The Blue Wave: Will the Democratic Primary Victories Impact Education Policy in NYS?

Cuomo and Nixon slugged it out all summer, the incumbent governor with an enormous war chest filled the airways with TV slots, Nixon, with very limited dollars kept up a steady barrage, and, education policy was on a back burner. Nixon trumpeted more dollars for education, clearing up the teacher evaluation morass and clearly is not a friend of charter schools, Cuomo, silent.

Cuomo, following the polling predictions, won easily with 64% of the vote; however, the story is further down the ballot.
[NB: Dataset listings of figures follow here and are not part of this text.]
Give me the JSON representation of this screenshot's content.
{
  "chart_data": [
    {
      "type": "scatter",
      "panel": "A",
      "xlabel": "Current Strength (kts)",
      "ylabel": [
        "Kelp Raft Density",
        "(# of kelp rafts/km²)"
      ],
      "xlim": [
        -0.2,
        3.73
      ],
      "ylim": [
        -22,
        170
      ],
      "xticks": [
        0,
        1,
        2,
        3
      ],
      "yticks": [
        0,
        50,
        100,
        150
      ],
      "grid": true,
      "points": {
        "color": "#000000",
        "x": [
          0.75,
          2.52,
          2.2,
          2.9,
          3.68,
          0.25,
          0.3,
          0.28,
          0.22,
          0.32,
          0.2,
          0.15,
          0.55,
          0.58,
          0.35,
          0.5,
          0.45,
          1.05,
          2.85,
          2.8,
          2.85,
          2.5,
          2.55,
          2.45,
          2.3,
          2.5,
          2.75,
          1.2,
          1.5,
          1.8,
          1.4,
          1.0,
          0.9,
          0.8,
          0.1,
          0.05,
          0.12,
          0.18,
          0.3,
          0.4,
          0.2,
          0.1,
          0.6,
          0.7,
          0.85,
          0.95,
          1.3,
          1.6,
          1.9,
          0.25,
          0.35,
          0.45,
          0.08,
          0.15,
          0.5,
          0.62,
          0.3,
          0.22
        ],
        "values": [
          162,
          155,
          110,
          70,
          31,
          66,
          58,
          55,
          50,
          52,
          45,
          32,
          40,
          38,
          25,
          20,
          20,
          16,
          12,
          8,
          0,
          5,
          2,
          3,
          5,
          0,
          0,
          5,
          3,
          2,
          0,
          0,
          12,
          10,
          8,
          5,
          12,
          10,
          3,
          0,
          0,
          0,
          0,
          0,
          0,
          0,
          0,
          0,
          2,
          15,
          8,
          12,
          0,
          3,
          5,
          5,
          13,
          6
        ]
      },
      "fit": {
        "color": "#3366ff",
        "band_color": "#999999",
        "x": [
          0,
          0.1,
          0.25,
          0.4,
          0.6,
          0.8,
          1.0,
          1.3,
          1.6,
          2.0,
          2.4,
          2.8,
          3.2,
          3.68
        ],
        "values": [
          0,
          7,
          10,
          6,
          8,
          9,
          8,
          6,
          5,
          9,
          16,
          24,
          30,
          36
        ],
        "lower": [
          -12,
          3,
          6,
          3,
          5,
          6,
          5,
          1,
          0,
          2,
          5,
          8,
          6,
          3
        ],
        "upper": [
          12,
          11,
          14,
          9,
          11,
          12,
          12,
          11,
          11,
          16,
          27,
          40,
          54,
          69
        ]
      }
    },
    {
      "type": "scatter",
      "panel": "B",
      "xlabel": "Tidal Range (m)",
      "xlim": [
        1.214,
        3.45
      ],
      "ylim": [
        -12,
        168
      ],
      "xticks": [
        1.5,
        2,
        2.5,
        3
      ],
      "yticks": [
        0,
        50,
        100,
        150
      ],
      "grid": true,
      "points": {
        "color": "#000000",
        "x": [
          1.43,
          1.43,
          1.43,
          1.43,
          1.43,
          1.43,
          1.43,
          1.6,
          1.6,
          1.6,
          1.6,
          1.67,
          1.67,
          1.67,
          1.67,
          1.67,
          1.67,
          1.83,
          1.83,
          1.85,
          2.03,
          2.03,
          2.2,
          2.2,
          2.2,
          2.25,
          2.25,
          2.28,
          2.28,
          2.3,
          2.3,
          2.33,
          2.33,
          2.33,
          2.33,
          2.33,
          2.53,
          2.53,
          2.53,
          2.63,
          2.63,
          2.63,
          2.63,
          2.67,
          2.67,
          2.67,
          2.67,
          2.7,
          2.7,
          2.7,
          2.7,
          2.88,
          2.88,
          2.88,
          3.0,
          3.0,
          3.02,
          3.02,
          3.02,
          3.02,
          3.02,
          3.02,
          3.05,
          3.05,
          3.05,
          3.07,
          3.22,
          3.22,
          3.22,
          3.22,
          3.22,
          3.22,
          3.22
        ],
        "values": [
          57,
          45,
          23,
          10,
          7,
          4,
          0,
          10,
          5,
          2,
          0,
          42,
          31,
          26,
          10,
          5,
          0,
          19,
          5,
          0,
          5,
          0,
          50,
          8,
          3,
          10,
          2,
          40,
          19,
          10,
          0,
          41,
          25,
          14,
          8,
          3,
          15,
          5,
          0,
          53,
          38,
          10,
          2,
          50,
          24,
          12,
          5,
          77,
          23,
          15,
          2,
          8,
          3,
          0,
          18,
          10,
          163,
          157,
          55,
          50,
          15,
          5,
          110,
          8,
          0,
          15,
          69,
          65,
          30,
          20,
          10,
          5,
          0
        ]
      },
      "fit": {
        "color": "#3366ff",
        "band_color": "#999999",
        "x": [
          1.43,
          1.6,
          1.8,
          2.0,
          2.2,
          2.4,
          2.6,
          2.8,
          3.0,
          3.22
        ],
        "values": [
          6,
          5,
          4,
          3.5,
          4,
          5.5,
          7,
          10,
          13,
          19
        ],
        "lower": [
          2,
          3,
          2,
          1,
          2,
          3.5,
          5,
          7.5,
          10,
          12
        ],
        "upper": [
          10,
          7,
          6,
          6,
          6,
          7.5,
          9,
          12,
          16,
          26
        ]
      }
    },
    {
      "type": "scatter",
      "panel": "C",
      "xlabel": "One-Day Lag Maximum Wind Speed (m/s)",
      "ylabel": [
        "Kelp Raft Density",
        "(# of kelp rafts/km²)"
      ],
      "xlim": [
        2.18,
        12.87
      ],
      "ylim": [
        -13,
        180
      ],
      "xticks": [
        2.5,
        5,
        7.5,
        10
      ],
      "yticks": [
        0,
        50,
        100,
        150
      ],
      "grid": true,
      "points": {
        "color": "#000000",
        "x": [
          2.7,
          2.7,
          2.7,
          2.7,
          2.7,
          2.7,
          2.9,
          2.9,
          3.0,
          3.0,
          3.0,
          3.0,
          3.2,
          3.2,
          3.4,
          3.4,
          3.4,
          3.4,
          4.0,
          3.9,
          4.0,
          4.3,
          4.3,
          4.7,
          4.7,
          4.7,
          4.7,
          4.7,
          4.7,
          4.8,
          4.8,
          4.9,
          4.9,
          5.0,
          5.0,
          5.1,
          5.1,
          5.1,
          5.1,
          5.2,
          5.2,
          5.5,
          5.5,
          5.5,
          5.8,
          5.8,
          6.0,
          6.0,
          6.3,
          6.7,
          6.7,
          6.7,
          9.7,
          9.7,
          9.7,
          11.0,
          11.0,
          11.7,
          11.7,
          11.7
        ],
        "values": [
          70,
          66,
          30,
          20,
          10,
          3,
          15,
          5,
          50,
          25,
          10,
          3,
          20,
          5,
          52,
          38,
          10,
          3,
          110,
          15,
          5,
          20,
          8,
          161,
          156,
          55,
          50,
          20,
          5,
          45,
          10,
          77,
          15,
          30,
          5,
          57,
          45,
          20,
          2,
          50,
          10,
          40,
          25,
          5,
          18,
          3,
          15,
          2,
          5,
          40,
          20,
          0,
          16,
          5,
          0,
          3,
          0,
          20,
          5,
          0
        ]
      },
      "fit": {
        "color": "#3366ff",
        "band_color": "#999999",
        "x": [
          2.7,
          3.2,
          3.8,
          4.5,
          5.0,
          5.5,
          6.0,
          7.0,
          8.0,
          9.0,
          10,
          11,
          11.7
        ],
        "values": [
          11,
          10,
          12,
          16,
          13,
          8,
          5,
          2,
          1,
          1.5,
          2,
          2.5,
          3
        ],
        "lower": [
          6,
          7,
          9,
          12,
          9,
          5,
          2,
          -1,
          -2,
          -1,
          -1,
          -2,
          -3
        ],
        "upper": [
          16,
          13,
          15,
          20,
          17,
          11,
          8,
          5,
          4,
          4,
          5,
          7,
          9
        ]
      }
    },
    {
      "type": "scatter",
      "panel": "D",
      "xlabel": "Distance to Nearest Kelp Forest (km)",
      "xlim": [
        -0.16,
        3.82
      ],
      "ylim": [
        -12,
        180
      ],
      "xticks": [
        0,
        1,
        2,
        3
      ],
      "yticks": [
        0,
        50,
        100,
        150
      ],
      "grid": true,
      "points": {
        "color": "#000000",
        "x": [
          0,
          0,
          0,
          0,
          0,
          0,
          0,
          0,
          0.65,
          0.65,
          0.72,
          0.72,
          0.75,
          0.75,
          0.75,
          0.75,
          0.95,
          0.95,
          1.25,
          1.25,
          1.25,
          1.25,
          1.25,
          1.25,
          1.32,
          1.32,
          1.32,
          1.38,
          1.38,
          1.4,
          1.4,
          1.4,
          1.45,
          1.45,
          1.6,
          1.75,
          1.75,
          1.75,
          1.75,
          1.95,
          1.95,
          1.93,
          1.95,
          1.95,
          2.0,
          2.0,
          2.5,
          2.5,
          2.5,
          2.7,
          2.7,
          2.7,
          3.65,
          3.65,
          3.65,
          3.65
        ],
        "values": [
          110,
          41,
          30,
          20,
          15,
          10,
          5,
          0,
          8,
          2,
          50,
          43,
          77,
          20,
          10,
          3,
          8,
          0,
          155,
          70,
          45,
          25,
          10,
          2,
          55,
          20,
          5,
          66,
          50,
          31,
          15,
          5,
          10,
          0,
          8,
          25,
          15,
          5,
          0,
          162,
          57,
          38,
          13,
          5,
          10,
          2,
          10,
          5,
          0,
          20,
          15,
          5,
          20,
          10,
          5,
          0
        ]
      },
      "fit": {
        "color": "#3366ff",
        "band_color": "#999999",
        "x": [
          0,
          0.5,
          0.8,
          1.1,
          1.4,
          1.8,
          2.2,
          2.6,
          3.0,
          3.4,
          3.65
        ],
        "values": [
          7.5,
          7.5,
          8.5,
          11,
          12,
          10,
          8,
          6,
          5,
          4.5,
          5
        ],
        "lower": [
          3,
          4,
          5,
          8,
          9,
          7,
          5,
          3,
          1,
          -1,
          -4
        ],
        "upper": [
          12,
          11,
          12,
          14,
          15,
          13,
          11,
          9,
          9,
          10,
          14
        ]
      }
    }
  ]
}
The progressives, the anti-party establishment, the Democratic Socialists, whatever you want to call them, rejected the incumbent Independent Democratic Caucus (IDC), winning in six races, including rejecting the IDC leader Jeff Klein who spent over 2 million dollars, an incredible sum in a state senate primary race.

Juumane Williams, a Brooklyn City Council member with a checkered past and a conservative on social policies came close in the Lieutenant-Governor race and Tish James, the Public Advocate in New York City won the four-way Attorney General race with 40% of the vote; Zephyr Teachout, who ran against Cuomo in the primary four years ago had 25% of the vote.

What this means is that Joe Crowley’s shocking loss in the June congressional primary was not a fluke. Sages clucked away blaming Crowley: he lived DC, only occasionally toured the district,  didn’t take his opponent seriously, and the race was an anomaly. The victories across the board of young, vibrant, virtually unknown candidates may be a sea change in New York State politics.

The turnout was huge.

Will the wave of young, progressive candidates and voters continue two months from now in the general election?

The national Republican Party will not pump dollars into a losing campaign and it is likely that Cuomo will roll to victory; however, will Cuomo have coattails and will other progressives defeat incumbent Republicans in state senatorial races?

The state senate majority teeters, while the Democrats currently hold a 33-32 edge one member, Simcha Felder, votes with the Republicans, giving the Republicans the edge. If the blue wave continues to roll the Democrats will seize the state senate.

Past democratic majorities in the senate led to internal mud wrestling and the last two Democratic leaders ended up in jail. Can the current dem leader, Andrea Stewart-Cousins, actually lead her contentious troops?  Jeff Klein will be gone, the remaining IDC leader, Diane Savino, is isolated, a new cluster of very young and very progressive dems confronting old guard dems; of course, first the dems have to prevail in November.

At the NYS AFL-CIO Endorsement Conference the unions were all over the place, some unions supporting the former IDC incumbents, others in the insurgents, a few unions supporting Republicans. The Conference endorsed Cuomo-Hochel-deNapoli-James and failed to make any endorsements in the hotly contested races, a 2/3 vote is required for endorsement.

NYSUT, the state teacher union, made no endorsement for governor.

If the dems prevail and take control of the senate charter schools will be a loser – perhaps a big loser.

The governor, at times, has been both a friend of charter schools, at other times ignored charter schools. If the blue wave rolls I believe Cuomo will join the wave. Not only will the charter school cap not be increased it is altogether likely that legislation will require further scrutiny of charter schools: much greater transparency of school finances, tightening up the regulations, namely, charter schools students, including student with disabilities and English language learners at the same level as surrounding public schools. Charter schools commonly force out low performing students before state tests, one idea is to “credit” the test score results to the charter school.

The revised teacher evaluation law that was bottled up in the senate by the Republican leader will pass.

Perhaps the legislature will increase the power of State Education to remove school boards in conflicted districts, i. e., Hempstead and East Ramapo. BTW, a very long time Assembly member in Hempstead was defeated in the primary.

The blue wave in both houses may attempt to grapple with creating alternative assessment pilots, regional Career and Technical Education (CTE) sites, additional Community Schools, expanding Universal Pre-K and 3-for-All programs across the state.

The new ESSA law does call for greater transparency in all schools in regard to the use of dollars and Cuomo has been a fan of fiscal transparency.

Will the blue wave reach into currently Republican controlled districts?  Replacing the six IDC Democrats with six progressive Democrats will be a futile gesture without also taking control of the senate.

Will the losers, Cynthia Nixon, Zephyr Teachout, campaign across the state for Democratic candidates?  Teachout is weeks away from giving birth so we’ll give her a pass.  I would love to see TV ads with Nixon and Teachout pumping up their troops, pumping up that blue wave across the state.

In 2008 and 2012 record numbers of voters raced to the polls to cast a vote for Obama, two years later, in 2010 and 2014 they stayed home and the Congress went Republican. The job is never done, the primaries were a first step; the “real” election is in November.

One response to “The Blue Wave: Will the Democratic Primary Victories Impact Education Policy in NYS?

  1. The NYS Bd Of Regents has always been a democratic plaything, which self perpetuates. So why would you think that it can impact any more then it has over the last 50 years?